Want to try a poor man's supper for yourself?
Eastview Baptist Church Poor Man's Supper
When: 4 to 8 p.m. Saturday
Where: 2174 Cornelia Highway, Gainesville
How much: $3.50
More info: 678-450-0260
New Bridge Baptist Church Poor Man's Supper and Bake Sale
When: 4 to 7 p.m. Saturday
Where: 3120 Cleveland Highway, Gainesville
How much: $5
More info: 770-532-7606
Boil up some beans, cook up some cornbread, add a side of coleslaw and there you have it - a poor man's supper.
Some of these supper menus will even have cracklin' cornbread made with fried pork rind. Some have several types of relish, too, to add more flavor to the meal, along with pies and cobblers for dessert.
These dinners pop up occasionally at local churches, but the origin of the menu can be attributed to past generations.
"It goes back to the Grimm's fairy tale of rock, stone soup," said Liz Williams, president of the Southern Food and Beverage Museum in New Orleans. "You are looking for calories and flavor, but you aren't necessarily going to get nutrition."
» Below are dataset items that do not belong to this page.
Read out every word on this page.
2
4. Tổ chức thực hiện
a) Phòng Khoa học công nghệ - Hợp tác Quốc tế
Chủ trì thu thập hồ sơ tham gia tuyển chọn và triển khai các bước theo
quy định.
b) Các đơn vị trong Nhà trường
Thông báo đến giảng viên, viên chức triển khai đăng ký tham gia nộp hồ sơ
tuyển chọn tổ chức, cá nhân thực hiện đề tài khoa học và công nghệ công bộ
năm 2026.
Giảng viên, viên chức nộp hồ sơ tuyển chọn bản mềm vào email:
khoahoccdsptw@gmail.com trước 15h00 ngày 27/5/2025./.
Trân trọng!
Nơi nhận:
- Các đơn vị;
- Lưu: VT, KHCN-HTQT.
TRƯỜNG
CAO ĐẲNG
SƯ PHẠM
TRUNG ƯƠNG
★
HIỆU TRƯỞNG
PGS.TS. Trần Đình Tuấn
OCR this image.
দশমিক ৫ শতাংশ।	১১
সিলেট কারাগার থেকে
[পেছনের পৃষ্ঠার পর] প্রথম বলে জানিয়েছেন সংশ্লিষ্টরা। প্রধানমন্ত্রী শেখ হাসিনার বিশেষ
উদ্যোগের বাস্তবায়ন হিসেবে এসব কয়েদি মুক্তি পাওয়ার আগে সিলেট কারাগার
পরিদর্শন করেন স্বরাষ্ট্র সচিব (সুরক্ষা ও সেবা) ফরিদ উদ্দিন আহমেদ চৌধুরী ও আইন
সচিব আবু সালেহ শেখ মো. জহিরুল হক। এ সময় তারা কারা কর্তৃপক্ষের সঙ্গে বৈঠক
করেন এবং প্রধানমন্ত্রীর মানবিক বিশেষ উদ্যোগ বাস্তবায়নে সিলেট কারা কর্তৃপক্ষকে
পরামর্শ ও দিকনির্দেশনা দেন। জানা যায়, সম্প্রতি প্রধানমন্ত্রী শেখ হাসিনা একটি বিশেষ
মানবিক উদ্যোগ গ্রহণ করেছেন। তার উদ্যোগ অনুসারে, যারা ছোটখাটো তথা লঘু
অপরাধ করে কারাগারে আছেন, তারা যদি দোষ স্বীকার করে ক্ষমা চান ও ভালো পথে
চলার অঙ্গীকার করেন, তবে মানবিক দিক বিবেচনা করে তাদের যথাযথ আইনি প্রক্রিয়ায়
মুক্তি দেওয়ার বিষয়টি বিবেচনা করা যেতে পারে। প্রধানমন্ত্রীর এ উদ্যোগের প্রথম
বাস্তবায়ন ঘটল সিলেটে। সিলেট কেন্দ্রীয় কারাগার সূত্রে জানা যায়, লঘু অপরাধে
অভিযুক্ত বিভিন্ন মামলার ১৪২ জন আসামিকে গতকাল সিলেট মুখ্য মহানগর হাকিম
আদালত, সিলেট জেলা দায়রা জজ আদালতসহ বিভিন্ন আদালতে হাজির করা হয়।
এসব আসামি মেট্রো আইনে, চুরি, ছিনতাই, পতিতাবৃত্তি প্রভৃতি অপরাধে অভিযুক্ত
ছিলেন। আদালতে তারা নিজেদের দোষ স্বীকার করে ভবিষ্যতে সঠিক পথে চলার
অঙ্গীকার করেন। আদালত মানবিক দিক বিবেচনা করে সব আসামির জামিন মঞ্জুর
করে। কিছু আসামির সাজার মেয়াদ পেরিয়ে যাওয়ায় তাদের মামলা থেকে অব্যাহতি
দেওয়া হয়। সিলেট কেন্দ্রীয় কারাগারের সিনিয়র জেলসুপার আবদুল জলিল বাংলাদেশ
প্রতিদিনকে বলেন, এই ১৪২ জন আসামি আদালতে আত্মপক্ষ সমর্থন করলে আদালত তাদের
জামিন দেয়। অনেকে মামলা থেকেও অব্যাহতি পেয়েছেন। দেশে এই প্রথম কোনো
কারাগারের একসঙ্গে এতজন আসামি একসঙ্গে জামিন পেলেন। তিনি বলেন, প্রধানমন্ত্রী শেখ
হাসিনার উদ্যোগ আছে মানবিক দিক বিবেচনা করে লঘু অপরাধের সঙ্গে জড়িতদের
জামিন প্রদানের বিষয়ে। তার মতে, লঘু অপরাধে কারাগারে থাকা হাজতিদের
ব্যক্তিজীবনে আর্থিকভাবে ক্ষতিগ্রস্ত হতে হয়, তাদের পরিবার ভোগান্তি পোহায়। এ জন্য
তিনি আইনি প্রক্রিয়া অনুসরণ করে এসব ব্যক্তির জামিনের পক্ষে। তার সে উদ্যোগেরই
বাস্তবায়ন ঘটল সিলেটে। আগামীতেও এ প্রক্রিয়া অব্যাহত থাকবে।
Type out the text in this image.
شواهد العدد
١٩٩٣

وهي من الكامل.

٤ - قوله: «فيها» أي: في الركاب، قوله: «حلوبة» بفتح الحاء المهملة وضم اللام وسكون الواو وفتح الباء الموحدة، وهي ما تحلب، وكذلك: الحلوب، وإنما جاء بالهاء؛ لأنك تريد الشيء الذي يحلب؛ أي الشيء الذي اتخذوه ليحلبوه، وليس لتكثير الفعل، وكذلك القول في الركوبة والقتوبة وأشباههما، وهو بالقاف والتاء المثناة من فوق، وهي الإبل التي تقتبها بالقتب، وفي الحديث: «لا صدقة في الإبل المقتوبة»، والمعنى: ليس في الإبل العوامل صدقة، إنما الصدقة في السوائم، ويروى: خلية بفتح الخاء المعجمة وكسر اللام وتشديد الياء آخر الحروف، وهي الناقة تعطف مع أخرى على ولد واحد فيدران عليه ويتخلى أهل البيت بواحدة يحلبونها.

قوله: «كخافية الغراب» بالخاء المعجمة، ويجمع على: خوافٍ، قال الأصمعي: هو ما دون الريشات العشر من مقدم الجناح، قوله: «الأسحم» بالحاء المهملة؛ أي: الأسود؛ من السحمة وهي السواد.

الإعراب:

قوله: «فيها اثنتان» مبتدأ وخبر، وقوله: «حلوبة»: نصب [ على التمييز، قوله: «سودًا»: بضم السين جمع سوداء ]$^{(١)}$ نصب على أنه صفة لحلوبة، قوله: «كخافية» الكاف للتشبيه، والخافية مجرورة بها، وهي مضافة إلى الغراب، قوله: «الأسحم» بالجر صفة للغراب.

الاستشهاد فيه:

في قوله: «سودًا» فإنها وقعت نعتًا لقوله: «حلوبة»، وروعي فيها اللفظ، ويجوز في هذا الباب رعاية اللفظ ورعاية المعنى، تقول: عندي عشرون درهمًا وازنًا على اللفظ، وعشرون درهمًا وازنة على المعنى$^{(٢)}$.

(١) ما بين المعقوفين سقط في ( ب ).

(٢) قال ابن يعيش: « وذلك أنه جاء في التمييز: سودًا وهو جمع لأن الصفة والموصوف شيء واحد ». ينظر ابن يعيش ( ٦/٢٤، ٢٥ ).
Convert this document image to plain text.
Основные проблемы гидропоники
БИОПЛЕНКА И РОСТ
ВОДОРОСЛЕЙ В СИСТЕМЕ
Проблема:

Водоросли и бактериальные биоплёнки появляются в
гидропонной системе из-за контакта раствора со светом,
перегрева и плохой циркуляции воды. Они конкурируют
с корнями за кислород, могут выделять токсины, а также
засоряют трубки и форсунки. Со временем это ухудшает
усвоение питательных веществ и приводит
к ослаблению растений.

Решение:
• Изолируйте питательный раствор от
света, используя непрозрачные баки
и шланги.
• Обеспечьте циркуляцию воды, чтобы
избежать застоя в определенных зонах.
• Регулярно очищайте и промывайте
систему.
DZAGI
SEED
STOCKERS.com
In the stone soup story, three men are able to get villagers to put together a soup starting with three stones in the pot. The villagers ask how the soup gets its flavor, and the men answer that the stones are good - but with the addition of a few vegetables, it might be better. Before long, the stones are removed to reveal a bubbling pot of vegetable stew.
The idea behind local poor man's suppers borrows from that theme, adding side dishes to a basic bean soup instead.
This weekend, Eastview Baptist Church and New Bridge Baptist Church are set to have poor man's suppers. Both churches' women's groups will prepare a selection of beans, cornbread and all the fixin's as church fundraisers.
Jane Fuller, treasurer and committee chairwoman for the New Bridge Baptist Church Good Neighbor Circle, said her church has been having the poor man's supper for about 30 years.
"They started out doing the cooking at home ... but now the cornbread and stuff is cooked at the church and there's different (people) that bring beans," said Fuller, who will prepare 6 pounds of great northern beans on Saturday morning. "I let them soak overnight. ... Then on Saturday morning I drain them and wash them and cook them. I put ham pieces in them and salt and that's it."
Fuller said she cooks her own poor man's supper at home from time to time.
"We have cornbread a good bit. ... I cook soup beans occasionally, maybe once a month."
Soup beans, the featured item of the poor man's supper, can be any type of bean, Fuller said. Williams said she thinks specifically of white beans, lima beans and black-eyed peas, while Velina White, president of the Eastview Baptist Church Women's Mission, prepares pinto beans at her church.
"Each woman will donate a pot of soup beans," said White, who cooks up 10 to 12 pounds herself. "Some people mix the pinto with the white, but I just use the pinto because that's what I like."
The process to make the beans is simple, she said.
"I wash 'em, soak 'em and cook them until they are done ... about two hours," Williams said, adding that for flavoring, "I use a little shortening and fatback."
Williams said the flavor is why certain items in the poor man's supper are spotlighted - the items are easily flavored for a nice meal.
"That's why people used to eat bacon grease sandwiches ... which when you are poor and are hungry and you're working hard, calories is the first thing you are looking for," Williams said. "But you can't live on just fat - but it fills you up and it does the trick. Plus, bacon fat tastes good."
Williams added that while the traditional bean pot for a poor man's supper might taste good, it doesn't hold up so well, nutritionally speaking.
"Even when you have enough calories to sustain you, you don't necessarily ... have sufficient nutrition in order to be healthy," she added.
But after bubbling in a pot for a while, the texture of the beans mixes well with the water, Williams said, and "one of the nice things about beans is they do fall apart and get thick and gives you that sense of .. this isn't water."
Fuller said the church will serve Southern condiments such as pickles, relishes and chopped onions to add more zest on some dishes.
"We have everything that goes with them. We have a relish table set up that has onions and all kinds of pickles and relishes," she said.
Plain cornbread and cornbread with cracklin's, also will be on the menu.
"The cracklin's are put in when they mix up the cornbread (which makes it crunchy). ... There's a lot of people that really like the cracklin' cornbread," Fuller said.
Fuller and White said the poor man's supper will benefit their churches in some way, from providing funds to the Gainesville Rescue Mission for New Bridge Baptist to needed church repairs for Eastview Baptist.
"It's good food and fellowship," Fuller said. "We have people that look forward to it and wonder why don't we have it more often."
White added, "But there's more to it than the money; it's a community thing and getting people together."